Me engaña mi fortaleza, mientras trepo con facilidad por los temibles desniveles del bellísimo pueblo de Castellfabib, y a pesar de que mi cojera espera demasiado paciente la intervención quirúrgica para prótesis de rodilla. Pueblos y aldeas de estampa en el Rincón de Ademuz, enclave valenciano en las montañas serranas que se juntan y adentran entre los lindes de Teruel, Cuenca y Valencia.
Mi viaje del otro día, tenía muchas claves y muchas asignaturas pendientes y novatas. Y un gran coraje y audacia. Ropa adecuada para el frío, maduración en la noche previa para no perder el potente y coqueto autobús, y la vida. Esa vida que de pequeño no pude hacer, pero que ahora se me revela no ya como un reto apasionante, sino sobre todo, conveniente y necesario para el crecer desde el merecido divertimento.
Lo hice bien. A estas excursiones no es bueno partir con desconocidos sino con compañías seguras y gratas. A pesar del paisaje de postal, de la belleza general, de todas las sorpresas inevitables, lo mejor era avanzar desde mí hacia otras posiciones decididas e inteligentes.
Vivir es un alimento esencial cuando sales de lo cotidiano y tiras un puñado de temores a la basura. Y entonces surge la charla y la sonrisa aceptadora y cómplice, y te lo cambia todo. Una buena compañía te muta un nubarrón en un sol espléndido o una ventisca en una excitante y cachonda aventura.
El empujón del crecer para vivir, se me cimenta en mi curiosidad innata que empieza por el verbo aprender. Si no viajas, te tornas fanático entre propias convicciones y hasta nacionalista de tí mismo y de tu zona de comodidad aparente.
Es muy bueno que por la barriga me bailen mis deseos de moverme y de no limitarme a ver la belleza potente de mi país por la tele. Fue una modesta excursión preciosa por un día, pero en ese tiempo no recordé mis motivos cotidianos. Fue otra cosa. Es, otra cosa ...
No era cuestión de demostrar que fui un excelente y fortachón deportista popular que le dio al fútbol, al marathón o al senderismo ultra. Porque importa mucho menos que subas bien esas aldeas y pueblos hermosos que han de visitarse, pero la satisfacción se llama compartir esas sensaciones y dejar los alardes para la vanidad. Todavía soy veloz e inmediato, y mi edad no se corresponde con mi dinámica y mis ritmos mucho más juveniles.

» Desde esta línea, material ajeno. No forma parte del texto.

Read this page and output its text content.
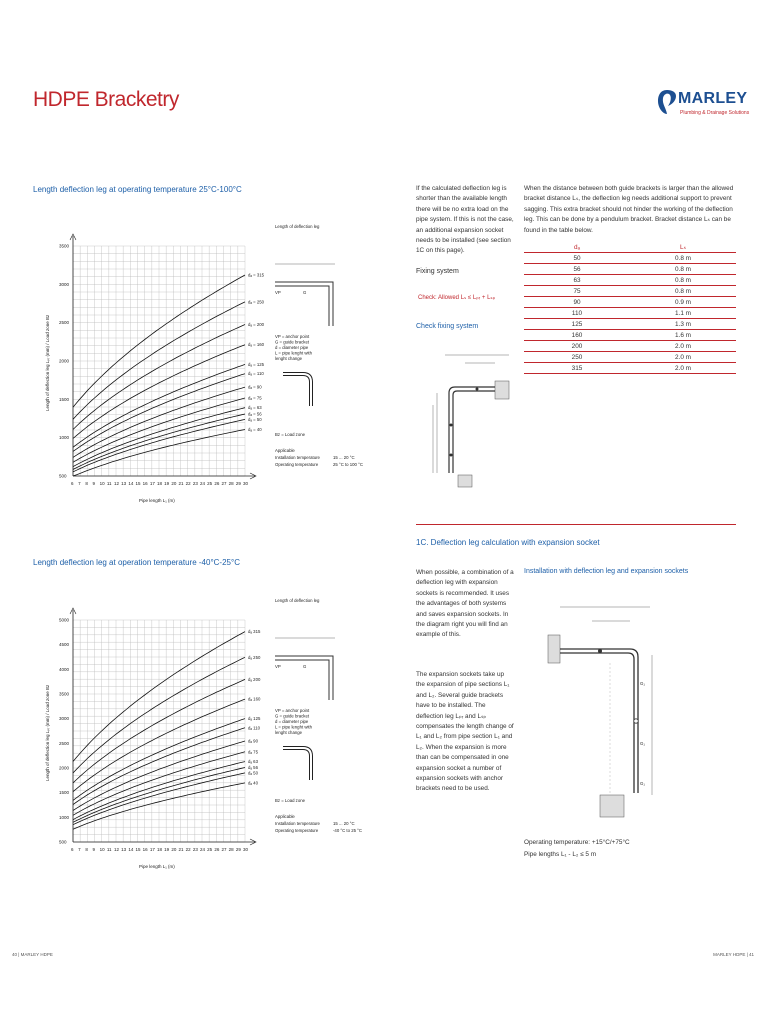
HDPE Bracketry	MARLEY
Plumbing & Drainage Solutions
Length deflection leg at operating temperature 25°C-100°C
500
1000
1500
2000
2500
3000
3500
6 7 8 9 10 11 12 13 14 15 16 17 18 19 20 21 22 23 24 25 26 27 28 29 30
Pipe length L₁ (m)
Length of deflection leg Lₚᵣ (mm) / Load zone Bz
dₐ = 315
dₐ = 250
dₐ = 200
dₐ = 160
dₐ = 125
dₐ = 110
dₐ = 90
dₐ = 75
dₐ = 63
dₐ = 56
dₐ = 50
dₐ = 40
Length of deflection leg
VP	G
VP = anchor point
G = guide bracket
d = diameter pipe
L = pipe lenght with
lenght change
Bz = Load zone
Applicable
Installation temperature	15 ... 20 °C
Operating temperature	25 °C to 100 °C
Length deflection leg at operation temperature -40°C-25°C
500
1000
1500
2000
2500
3000
3500
4000
4500
5000
6 7 8 9 10 11 12 13 14 15 16 17 18 19 20 21 22 23 24 25 26 27 28 29 30
Pipe length L₁ (m)
Length of deflection leg Lₚᵣ (mm) / Load zone Bz
dₐ 315
dₐ 250
dₐ 200
dₐ 160
dₐ 125
dₐ 110
dₐ 90
dₐ 75
dₐ 63
dₐ 56
dₐ 50
dₐ 40
Length of deflection leg
VP	G
VP = anchor point
G = guide bracket
d = diameter pipe
L = pipe lenght with
lenght change
Bz = Load zone
Applicable
Installation temperature	15 ... 20 °C
Operating temperature	-40 °C to 25 °C
If the calculated deflection leg is shorter than the available length there will be no extra load on the pipe system. If this is not the case, an additional expansion socket needs to be installed (see section 1C on this page).
Fixing system
Check: Allowed Lₛ ≤ Lₚᵣ + Lₛₚ
Check fixing system
When the distance between both guide brackets is larger than the allowed bracket distance Lₛ, the deflection leg needs additional support to prevent sagging. This extra bracket should not hinder the working of the deflection leg. This can be done by a pendulum bracket. Bracket distance Lₛ can be found in the table below.
dₐ	Lₛ
50	0.8 m
56	0.8 m
63	0.8 m
75	0.8 m
90	0.9 m
110	1.1 m
125	1.3 m
160	1.6 m
200	2.0 m
250	2.0 m
315	2.0 m
1C. Deflection leg calculation with expansion socket
When possible, a combination of a deflection leg with expansion sockets is recommended. It uses the advantages of both systems and saves expansion sockets. In the diagram right you will find an example of this.
The expansion sockets take up the expansion of pipe sections L₁ and L₂. Several guide brackets have to be installed. The deflection leg Lₚᵣ and Lₛₚ compensates the length change of L₁ and L₂ from pipe section L₁ and L₂. When the expansion is more than can be compensated in one expansion socket a number of expansion sockets with anchor brackets need to be used.
Installation with deflection leg and expansion sockets
G₁
G₁
G₁
Operating temperature: +15°C/+75°C
Pipe lengths L₁ - L₂ ≤ 5 m
40 | MARLEY HDPE	MARLEY HDPE | 41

Cuando llegamos al restaurante de Ademuz, lo mejor,-dejando la gastronomía-, fue cuando la empatía generó el baile y surgió la música. Dicha música es pasión junto al escrito, y la creatividad es el sitio de mi cuna. Pero el placer aprehendido no consiste en que yo todavía sea capaz del alarde físico en la danza y en la originalidad. No. La verdadera clave es viajar al meollo y a la fuente de la auténtica satisfacción, que era la naturalidad del divertimento compartido, improvisando congas o sacando toda la conjunta y lúdica libertad.
Al igual que las dos horas del viaje de vuelta. ¡Qué más dan las dos horas si se está a gusto y en sintonía! ... Sé que si hubiera ido solo a la excursión, todo hubiese sido otra cosa. Porque para mí es otra cosa.
En el fondo yo parto a los viajes a examinarme y a ver cómo voy y me las apaño conmigo mismo. Tomar las decisiones emulando, pero tomando mi nueva y valiente personalidad. Viajar no es por no quedarse en casa para mí. Viajar me significa el arrope de los míos, y a partir de ahí me sale toda la música de mi sonrisa real.
Allí, donde está, donde sigue la vida, pude ver cómo alguien que conocí me decía aparte de ignorarme que no me saludaba, o que otro alguien en la comida se escondía una botella de gaseosa en el suelo recién robada a los camareros y que al reprochárselo me soltó un rebuzno con deseos de incordiar.
Nada importaba si vas con los tuyos. Con esas muletas de emoción que todos precisamos para afrontar las cosas que no son simpáticas. Y al final el balance acaba siendo el deseo de repetir.